Falta de Unidade: Apesar da mensagem oficial de “uma Síria, um povo” em outdoors, a reportagem documentou, ao longo de 2025, a perseguição sistemática e massacres contra minorias sectárias, especialmente alauítas e drusos.
Massacre Alauíta: A minoria alauíta — à qual pertence a família Assad e que, apesar de historicamente ligada ao antigo regime, vivia em grande parte na pobreza — foi alvo de uma onda de vinganças sectárias, atingindo o ápice em março de 2025 nas regiões de Latakia e Tartus, no que o Observatório Sírio para Direitos Humanos chamou de “verdadeira chacina”. O governo interino frequentemente rotula os autores desses massacres como “grupos não identificados”.

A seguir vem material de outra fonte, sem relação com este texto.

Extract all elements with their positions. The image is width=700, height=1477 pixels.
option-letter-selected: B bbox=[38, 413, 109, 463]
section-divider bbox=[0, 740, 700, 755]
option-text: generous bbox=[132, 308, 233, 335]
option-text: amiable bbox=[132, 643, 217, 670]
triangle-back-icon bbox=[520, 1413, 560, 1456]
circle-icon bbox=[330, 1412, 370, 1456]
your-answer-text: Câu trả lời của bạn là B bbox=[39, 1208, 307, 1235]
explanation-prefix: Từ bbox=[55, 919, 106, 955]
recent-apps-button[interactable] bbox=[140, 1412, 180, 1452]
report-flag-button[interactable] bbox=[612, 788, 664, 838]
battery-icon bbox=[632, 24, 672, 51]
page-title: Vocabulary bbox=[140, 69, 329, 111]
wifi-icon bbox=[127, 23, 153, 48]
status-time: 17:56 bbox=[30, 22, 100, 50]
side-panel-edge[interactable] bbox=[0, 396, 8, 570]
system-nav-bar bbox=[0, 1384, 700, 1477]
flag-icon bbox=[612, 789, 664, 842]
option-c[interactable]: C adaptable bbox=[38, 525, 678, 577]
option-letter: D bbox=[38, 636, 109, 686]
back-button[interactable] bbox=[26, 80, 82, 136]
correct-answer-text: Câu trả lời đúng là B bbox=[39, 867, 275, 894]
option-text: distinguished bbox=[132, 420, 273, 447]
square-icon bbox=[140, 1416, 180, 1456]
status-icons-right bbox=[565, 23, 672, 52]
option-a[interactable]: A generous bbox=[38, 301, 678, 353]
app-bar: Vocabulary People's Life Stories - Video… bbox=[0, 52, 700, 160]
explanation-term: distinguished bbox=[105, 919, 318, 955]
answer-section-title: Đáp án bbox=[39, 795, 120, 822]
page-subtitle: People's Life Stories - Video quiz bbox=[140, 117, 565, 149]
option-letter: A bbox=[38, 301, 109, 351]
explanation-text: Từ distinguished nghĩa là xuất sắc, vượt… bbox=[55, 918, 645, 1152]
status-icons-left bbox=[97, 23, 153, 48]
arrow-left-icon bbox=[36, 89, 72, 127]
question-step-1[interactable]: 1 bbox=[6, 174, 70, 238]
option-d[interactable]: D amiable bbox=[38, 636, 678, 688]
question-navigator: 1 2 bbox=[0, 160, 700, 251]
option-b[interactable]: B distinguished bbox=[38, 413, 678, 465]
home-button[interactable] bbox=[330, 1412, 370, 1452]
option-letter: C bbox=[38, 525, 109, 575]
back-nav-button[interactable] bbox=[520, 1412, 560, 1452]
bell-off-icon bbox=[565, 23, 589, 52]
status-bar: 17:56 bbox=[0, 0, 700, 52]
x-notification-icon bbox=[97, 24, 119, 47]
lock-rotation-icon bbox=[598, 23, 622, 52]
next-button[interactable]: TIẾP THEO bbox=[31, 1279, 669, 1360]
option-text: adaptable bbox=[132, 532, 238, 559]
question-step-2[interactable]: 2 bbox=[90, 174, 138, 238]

Os drusos, minoria no sul do país, também se tornaram alvo de violência, que atingiu o auge em julho de 2025 na região de Al-Suwayda, com confrontos intensos e a falta de intervenção das Forças de Segurança interinas.
Intervenção de Israel: Sob o argumento de proteger a minoria drusa, Israel realizou ataques aéreos em Al-Suwayda e bombardeios em Damasco, inclusive contra o Ministério da Defesa e áreas próximas ao Palácio Presidencial.
Análise Política: O jornalista Iyad Khleif explica que Israel busca manipular tensões sectárias ao se colocar como protetor de minorias. Isso visa legitimar seu caráter religioso e aprofundar a fragmentação, o que, segundo o comentarista, apenas alimenta conflitos em vez de garantir a segurança.
Vítimas: Os confrontos, execuções e ataques aéreos em Al-Suwayda resultaram em mais de 1.100 mortos em julho, incluindo civis e jornalistas.